本来只是打个盹,没想到一睁眼已经到第二天了。
昨夜相安无事。
雨终于停了,天还是灰白色的,云层很薄,像被水洗褪了色。
凉爽的阴天我也喜欢,只是晴天更适合处理雨后潮湿的工作。
把大剑背好,去老地方带了些干柴回来,又用石头在屋外垒了个简易灶。做完这些的时候日头已经偏了,光从云缝里落下一片,照在这片沙地上,草叶亮得晃眼。
我沿着小路往北走。
也不算意义上的路啦,只是一些被风压出来的沙滩浅沟,草长得稀些,踩上去不那么滑。
我打算去那座灯塔的岛上看看,有灯一直亮着的话,应该是有人在的吧,啥人都不挑,好歹能交流让我没这么抓瞎。

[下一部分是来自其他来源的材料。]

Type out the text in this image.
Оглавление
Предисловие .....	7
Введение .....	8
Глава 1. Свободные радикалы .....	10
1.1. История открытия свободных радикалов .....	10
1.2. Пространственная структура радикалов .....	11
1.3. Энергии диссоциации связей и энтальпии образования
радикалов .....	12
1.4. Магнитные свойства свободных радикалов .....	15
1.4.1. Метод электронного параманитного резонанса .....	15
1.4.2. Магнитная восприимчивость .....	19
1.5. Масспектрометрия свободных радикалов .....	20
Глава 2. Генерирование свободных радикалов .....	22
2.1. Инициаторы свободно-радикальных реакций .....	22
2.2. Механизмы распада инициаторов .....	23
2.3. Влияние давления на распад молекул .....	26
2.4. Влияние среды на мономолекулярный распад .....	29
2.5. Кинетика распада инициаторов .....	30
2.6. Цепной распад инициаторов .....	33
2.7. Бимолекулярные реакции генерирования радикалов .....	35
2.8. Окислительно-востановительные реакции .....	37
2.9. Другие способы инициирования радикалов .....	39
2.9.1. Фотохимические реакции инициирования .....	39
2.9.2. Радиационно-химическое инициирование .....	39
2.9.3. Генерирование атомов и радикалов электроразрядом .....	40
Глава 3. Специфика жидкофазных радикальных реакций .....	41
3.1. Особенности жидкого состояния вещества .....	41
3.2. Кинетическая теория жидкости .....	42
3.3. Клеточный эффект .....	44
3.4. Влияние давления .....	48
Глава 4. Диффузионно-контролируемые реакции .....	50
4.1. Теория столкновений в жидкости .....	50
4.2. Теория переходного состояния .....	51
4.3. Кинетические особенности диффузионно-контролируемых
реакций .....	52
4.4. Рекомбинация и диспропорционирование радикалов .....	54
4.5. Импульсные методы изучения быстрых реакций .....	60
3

毕竟昨天看了一圈的总结就是这地方人迹罕至,连船都是在视野边缘。
照着昨天观察的记忆方向走了约莫半里地,地势逐渐平坦,已经看见了和孤岛相连的沙岸。
沙里露出一些奇怪东西的圆润边角,应该是被雨水冲出来的,我蹲下来。
石片?
埋得不算深,只露出巴掌大的一片,石面很平,上面刻着纹路。
我拨开旁边沙土,又清了几下露出更多。
那些纹路呈弧形,一道套着一道,还有几个圆形小坑,像是月亮从满到缺的过程。
我伸手抹去石面上的水渍,那些刻痕很深,边缘圆润,不像新凿的,年月应该很久了。
我站起来,几步越过相连沙岸处的水坑,踩上了孤岛的一角。
靠近了就看的清楚多了。
脚下蜿蜒的棕褐色泥土小径曲折向前延伸,穿插在起伏的坡地之间,最终通向灯塔的方向,左右的地面铺满层次丰富的紫蓝色低矮草皮,草丛间散落星星点点淡蓝色细碎小花,大小不一棱角分明的深灰石墙错落散布在草地两侧,低矮的紫调灌木丛一簇簇生长在缓坡上。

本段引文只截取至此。